= Overlinking =

Excess number of links on a webpage

Overlinking in a webpage or other hyperlinked text is having too many hyperlinks (links). It is characterized by large proportions of the words in each sentence rendered as links, including links that have little information content, such as linking to specific years or dates; unnecessary linking of common words, for which the reader can be expected to understand the word's full meaning in context; linking to unrelated, obvious topics (e.g. linking to water in an article about sailing). One or more duplicate hyperlinks will almost certainly appear needlessly on the viewer's screen. The purpose of links is to direct the reader to a new spot at the point(s) where the reader is most likely to take a temporary detour due to needing more information. Providing more hyperlink samples for the same word in a short space (as in the example of this paragraph) doesn't help much.

== Related concepts ==
The opposites of overlinking are "null linking" and "underlinking", which are phenomena in which hyperlinks are reduced to such a degree as to remove all pointers to a likely-needed context of an unusual term, in the text-area where the term occurs. This results in reader frustration.

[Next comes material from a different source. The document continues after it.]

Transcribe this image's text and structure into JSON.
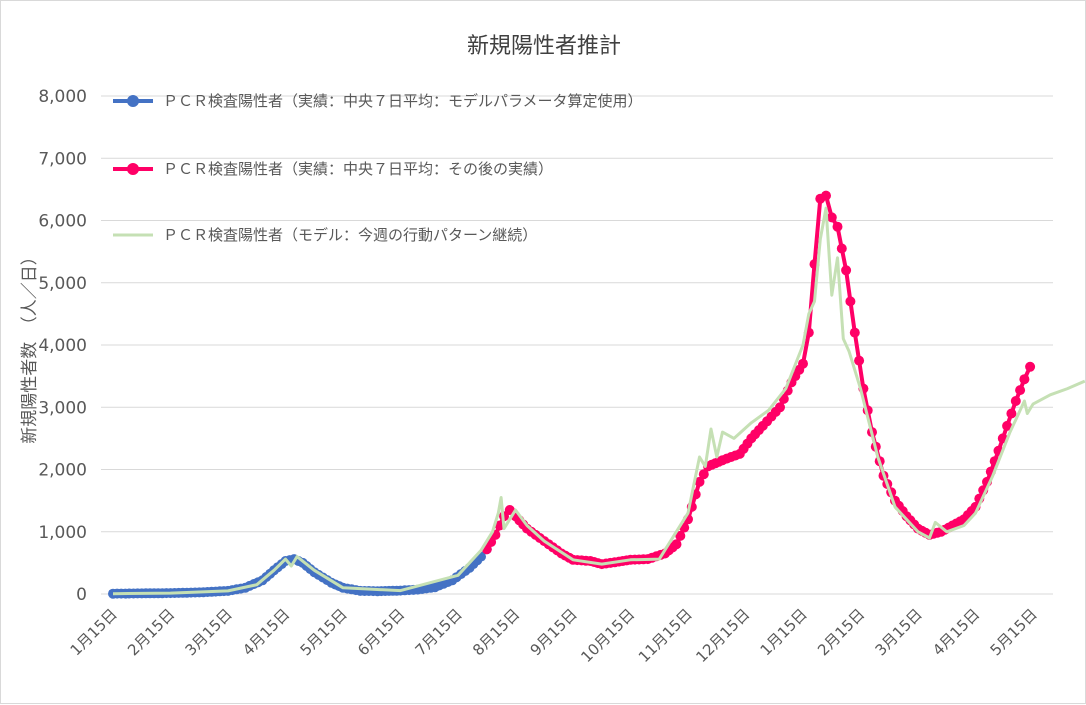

Underlinking results whenever a reader encounters an odd term in an article (perhaps not even for the first time) and wants to briefly browse more deeply at that point, but finds they cannot, but rather is required to conduct an extensive search far up near the beginning of the article, in order to locate the only instance of the word or term being linked— or perhaps even to find that it hasn't been linked at all.

==Impact==
Overlinking may undermine users' attention and increase the time of processing all the possible choices; it thus adds extra load on users' working memory (cognitive overload).